I do not promote or discourage any one therapy or treatment strategy. My page presents many strategies designed to help those on the spectrum feel "safe, accepted and competent." Not to change their autism but to understand and support it.
I incorporate many treatment strategies in my tool box; sensory strategies, cognitive behavior techniques, behavioral principles, developmental approaches (RDI, DIR and Sonrise), collaborative problem solving, etc. They all have positive contributions.
However, the central ingredient to my approach is understanding the core characteristics of autism (e.g. Sensory, cognitive, social and emotional) and understanding the individual's unique profile of strengths and vulnerabilities. Only then can we pick the right strategies to help reduce the stress and challenges, accommodate for weaknesses, respect the neurological differences and develop the person's strengths and preferences.
It is not about changing the person, making them something they are not, but about understanding, respecting and supporting the person to develop his or her natural potentials. This page can be beneficial to all the different orientations, not building a case for any one.

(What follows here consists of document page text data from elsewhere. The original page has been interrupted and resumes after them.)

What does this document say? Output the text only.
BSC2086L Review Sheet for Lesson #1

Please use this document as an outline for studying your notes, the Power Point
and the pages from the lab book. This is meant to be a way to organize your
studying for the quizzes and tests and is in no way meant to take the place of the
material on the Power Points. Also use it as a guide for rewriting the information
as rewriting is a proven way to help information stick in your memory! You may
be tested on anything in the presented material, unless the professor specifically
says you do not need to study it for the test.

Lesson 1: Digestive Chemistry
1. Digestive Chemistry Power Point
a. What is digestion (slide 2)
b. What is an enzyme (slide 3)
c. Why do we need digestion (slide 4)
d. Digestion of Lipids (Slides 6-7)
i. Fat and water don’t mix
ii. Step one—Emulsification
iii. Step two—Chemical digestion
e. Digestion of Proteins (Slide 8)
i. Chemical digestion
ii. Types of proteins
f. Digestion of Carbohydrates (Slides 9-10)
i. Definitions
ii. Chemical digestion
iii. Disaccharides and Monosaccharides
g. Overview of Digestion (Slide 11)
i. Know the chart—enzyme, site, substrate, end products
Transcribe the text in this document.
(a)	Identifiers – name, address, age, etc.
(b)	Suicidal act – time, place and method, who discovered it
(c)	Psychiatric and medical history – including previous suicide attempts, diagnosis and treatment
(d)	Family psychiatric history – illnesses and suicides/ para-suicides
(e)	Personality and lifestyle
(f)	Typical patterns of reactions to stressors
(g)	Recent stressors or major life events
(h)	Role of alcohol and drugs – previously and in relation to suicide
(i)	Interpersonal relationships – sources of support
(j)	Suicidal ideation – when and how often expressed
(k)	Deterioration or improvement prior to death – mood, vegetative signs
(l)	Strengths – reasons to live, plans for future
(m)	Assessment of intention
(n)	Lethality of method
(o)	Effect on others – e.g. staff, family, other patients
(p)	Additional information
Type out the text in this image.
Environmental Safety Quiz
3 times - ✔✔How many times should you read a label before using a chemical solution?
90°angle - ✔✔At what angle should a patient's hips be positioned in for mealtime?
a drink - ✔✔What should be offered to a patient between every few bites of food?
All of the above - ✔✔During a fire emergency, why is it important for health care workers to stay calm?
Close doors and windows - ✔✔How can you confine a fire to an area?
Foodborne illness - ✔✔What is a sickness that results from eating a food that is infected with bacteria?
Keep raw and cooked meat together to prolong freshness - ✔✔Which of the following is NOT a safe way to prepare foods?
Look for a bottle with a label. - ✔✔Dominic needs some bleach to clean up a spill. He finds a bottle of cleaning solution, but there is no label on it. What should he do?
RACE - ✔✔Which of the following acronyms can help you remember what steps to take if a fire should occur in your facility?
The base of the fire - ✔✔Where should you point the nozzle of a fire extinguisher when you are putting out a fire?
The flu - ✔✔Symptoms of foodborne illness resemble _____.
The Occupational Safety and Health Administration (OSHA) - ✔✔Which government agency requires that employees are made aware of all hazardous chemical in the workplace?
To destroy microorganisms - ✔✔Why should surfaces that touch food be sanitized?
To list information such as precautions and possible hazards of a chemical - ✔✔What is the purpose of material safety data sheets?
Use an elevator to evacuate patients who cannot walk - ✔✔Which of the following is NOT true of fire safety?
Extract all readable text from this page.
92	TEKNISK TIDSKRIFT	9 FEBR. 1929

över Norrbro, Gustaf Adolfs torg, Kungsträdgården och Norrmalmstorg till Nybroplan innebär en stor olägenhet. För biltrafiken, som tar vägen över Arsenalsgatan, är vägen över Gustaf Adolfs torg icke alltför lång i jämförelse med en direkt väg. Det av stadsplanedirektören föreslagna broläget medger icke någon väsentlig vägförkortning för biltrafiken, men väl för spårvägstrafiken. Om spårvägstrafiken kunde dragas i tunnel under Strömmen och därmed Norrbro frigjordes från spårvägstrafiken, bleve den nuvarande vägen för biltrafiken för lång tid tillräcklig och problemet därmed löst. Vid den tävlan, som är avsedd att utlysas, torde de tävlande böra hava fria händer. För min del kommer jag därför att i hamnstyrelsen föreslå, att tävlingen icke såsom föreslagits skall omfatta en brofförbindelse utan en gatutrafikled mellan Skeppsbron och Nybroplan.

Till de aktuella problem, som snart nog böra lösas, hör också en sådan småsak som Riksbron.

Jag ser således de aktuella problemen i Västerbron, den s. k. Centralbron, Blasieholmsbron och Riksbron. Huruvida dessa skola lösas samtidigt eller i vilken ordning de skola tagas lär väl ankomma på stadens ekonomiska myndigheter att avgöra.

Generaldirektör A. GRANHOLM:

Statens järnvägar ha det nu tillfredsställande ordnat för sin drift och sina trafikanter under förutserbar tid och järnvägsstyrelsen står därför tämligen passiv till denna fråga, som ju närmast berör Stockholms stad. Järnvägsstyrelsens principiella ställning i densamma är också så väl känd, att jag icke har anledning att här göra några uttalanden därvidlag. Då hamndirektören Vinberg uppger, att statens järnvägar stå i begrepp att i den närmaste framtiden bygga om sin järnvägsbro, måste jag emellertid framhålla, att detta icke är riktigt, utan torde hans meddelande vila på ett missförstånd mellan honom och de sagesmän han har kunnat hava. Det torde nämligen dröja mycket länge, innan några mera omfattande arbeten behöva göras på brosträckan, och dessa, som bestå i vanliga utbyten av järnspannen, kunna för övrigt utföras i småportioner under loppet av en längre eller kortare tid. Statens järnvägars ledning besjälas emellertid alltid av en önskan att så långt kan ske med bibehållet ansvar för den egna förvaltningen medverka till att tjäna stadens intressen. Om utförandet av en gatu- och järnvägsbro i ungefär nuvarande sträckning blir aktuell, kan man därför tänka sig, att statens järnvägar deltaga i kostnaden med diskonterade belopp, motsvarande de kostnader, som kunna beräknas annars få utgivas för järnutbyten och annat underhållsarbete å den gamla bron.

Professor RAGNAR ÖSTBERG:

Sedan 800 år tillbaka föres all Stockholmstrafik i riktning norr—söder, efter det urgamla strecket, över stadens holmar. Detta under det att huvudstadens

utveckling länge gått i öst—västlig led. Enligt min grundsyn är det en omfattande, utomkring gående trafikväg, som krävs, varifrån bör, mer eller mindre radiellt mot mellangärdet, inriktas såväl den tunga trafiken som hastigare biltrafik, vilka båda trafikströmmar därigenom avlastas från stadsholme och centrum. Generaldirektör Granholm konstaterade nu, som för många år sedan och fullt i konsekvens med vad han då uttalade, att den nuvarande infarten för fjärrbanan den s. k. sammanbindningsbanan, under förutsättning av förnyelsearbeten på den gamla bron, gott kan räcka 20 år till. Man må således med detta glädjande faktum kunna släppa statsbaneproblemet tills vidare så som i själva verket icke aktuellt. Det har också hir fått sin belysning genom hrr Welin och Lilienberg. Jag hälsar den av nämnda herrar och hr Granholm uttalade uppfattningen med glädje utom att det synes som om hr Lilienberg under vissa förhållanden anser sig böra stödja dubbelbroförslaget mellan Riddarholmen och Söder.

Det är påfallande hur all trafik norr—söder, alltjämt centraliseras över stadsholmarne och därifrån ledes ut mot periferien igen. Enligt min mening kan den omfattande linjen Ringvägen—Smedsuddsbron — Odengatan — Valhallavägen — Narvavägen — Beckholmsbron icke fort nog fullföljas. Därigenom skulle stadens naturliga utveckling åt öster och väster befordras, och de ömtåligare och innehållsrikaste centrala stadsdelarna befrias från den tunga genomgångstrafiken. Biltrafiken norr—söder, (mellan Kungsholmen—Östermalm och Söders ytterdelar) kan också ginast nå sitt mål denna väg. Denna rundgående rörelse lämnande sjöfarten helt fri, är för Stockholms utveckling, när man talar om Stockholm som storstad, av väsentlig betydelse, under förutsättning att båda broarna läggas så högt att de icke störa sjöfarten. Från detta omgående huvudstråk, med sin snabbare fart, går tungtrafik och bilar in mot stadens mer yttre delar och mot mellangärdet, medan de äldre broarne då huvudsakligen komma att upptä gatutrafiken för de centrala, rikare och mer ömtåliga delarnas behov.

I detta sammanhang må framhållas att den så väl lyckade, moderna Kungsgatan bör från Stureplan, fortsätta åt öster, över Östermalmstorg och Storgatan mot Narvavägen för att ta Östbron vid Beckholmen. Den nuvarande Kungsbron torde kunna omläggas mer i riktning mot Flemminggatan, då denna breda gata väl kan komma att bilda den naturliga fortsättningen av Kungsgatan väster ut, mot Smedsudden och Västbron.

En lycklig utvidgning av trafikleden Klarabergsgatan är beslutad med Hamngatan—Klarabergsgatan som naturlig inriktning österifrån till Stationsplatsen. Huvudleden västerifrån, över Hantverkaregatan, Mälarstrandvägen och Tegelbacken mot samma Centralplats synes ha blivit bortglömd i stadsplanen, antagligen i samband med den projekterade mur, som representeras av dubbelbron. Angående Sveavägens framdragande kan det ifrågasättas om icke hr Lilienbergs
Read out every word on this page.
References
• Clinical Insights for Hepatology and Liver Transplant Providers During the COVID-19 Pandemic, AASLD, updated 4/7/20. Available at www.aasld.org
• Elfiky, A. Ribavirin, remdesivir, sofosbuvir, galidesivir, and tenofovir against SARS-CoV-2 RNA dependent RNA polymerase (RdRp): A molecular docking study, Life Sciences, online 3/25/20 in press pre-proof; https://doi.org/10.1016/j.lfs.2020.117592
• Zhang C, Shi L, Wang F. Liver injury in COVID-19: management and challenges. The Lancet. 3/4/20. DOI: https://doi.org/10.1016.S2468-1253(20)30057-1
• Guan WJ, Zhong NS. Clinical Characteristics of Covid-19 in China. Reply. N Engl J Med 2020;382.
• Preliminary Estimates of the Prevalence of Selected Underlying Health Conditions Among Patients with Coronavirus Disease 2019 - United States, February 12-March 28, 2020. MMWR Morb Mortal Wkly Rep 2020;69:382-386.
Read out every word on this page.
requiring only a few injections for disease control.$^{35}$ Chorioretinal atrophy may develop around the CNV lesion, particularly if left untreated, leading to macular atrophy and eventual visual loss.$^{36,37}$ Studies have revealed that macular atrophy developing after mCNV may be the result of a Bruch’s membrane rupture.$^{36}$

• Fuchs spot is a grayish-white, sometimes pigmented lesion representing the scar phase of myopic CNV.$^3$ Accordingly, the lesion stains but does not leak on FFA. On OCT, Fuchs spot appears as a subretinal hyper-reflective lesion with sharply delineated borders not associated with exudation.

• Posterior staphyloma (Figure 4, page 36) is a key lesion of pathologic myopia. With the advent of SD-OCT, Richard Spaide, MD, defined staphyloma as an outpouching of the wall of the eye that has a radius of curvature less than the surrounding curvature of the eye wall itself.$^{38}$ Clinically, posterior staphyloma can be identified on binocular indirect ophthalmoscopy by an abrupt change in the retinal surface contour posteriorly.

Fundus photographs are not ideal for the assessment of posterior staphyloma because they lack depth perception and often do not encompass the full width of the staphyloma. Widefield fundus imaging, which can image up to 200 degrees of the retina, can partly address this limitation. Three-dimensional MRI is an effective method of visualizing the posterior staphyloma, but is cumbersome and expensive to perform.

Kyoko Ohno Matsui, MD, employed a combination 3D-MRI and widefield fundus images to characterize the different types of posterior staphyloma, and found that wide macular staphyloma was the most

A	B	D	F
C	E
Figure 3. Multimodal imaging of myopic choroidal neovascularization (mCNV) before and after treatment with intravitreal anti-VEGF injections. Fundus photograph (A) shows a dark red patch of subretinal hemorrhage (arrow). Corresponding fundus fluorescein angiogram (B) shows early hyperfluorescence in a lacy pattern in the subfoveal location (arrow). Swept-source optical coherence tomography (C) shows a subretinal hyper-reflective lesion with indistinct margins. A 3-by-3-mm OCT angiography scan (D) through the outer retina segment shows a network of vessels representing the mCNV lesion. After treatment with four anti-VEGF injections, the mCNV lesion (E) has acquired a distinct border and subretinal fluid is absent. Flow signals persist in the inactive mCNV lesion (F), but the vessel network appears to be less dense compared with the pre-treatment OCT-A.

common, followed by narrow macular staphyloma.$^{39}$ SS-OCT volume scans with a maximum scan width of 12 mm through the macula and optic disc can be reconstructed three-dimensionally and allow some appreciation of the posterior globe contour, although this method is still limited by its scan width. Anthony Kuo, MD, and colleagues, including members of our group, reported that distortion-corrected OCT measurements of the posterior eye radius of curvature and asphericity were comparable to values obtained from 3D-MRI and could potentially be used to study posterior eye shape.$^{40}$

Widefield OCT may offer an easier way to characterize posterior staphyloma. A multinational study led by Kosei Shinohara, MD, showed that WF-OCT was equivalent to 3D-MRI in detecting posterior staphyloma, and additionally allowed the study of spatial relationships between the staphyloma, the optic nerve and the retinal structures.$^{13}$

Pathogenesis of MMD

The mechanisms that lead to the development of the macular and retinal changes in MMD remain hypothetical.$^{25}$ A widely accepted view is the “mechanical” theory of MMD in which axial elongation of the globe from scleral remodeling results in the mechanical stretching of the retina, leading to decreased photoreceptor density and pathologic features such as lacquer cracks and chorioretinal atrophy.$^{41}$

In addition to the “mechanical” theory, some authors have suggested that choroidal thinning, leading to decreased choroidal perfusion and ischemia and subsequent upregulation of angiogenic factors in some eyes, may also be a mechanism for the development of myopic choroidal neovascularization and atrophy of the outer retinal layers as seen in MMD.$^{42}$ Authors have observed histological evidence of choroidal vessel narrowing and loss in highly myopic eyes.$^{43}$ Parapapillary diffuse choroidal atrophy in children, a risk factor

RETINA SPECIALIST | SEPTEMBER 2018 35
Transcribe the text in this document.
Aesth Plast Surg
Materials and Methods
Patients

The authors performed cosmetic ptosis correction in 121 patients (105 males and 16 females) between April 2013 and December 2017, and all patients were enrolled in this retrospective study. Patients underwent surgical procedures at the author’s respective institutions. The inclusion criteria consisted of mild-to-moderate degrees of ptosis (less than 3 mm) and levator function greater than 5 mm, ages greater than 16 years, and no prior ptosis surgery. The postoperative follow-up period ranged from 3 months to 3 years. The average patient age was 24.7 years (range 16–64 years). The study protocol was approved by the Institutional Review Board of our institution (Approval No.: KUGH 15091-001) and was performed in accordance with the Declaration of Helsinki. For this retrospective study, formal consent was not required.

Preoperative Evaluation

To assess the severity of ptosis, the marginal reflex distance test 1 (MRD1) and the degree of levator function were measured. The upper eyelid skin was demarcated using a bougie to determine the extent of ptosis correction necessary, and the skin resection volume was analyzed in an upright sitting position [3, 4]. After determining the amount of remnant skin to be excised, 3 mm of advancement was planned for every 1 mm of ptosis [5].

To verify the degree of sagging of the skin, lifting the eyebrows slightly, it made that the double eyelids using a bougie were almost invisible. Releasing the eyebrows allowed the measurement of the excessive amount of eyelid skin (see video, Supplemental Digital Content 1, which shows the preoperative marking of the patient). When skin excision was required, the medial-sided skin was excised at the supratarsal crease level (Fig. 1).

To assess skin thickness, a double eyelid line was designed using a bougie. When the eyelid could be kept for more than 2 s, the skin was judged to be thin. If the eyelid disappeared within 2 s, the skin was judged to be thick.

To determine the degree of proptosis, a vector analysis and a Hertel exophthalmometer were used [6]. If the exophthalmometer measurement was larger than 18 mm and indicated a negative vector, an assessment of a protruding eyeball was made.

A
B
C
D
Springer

My main request, understand the core characteristics of autism (sensory challenges, processing differences, social/emotional vulnerabilities, etc.) and how they play out for that child or adult. Many therapists of specific treatment approaches are arbitrarily applying their principles without understanding the condition that they are treating. It is dangerous to apply non-autistic strategies to autistics. Regardless of the diagnosis you are treating understand the neurology (condition) first before applying "canned" techniques. What works for one child can be dangerous for another. When the strategies match the unique vulnerabilities and profile needs of the child they will be effective, regardless of the approach. However to do that we have to understand autism and how it is expressed in that person, and then pick strategies that both respect and match their neurology, reduce their challenges and promote their strengths and preferences. Tailor the treatment to the child, not the child to the treatment.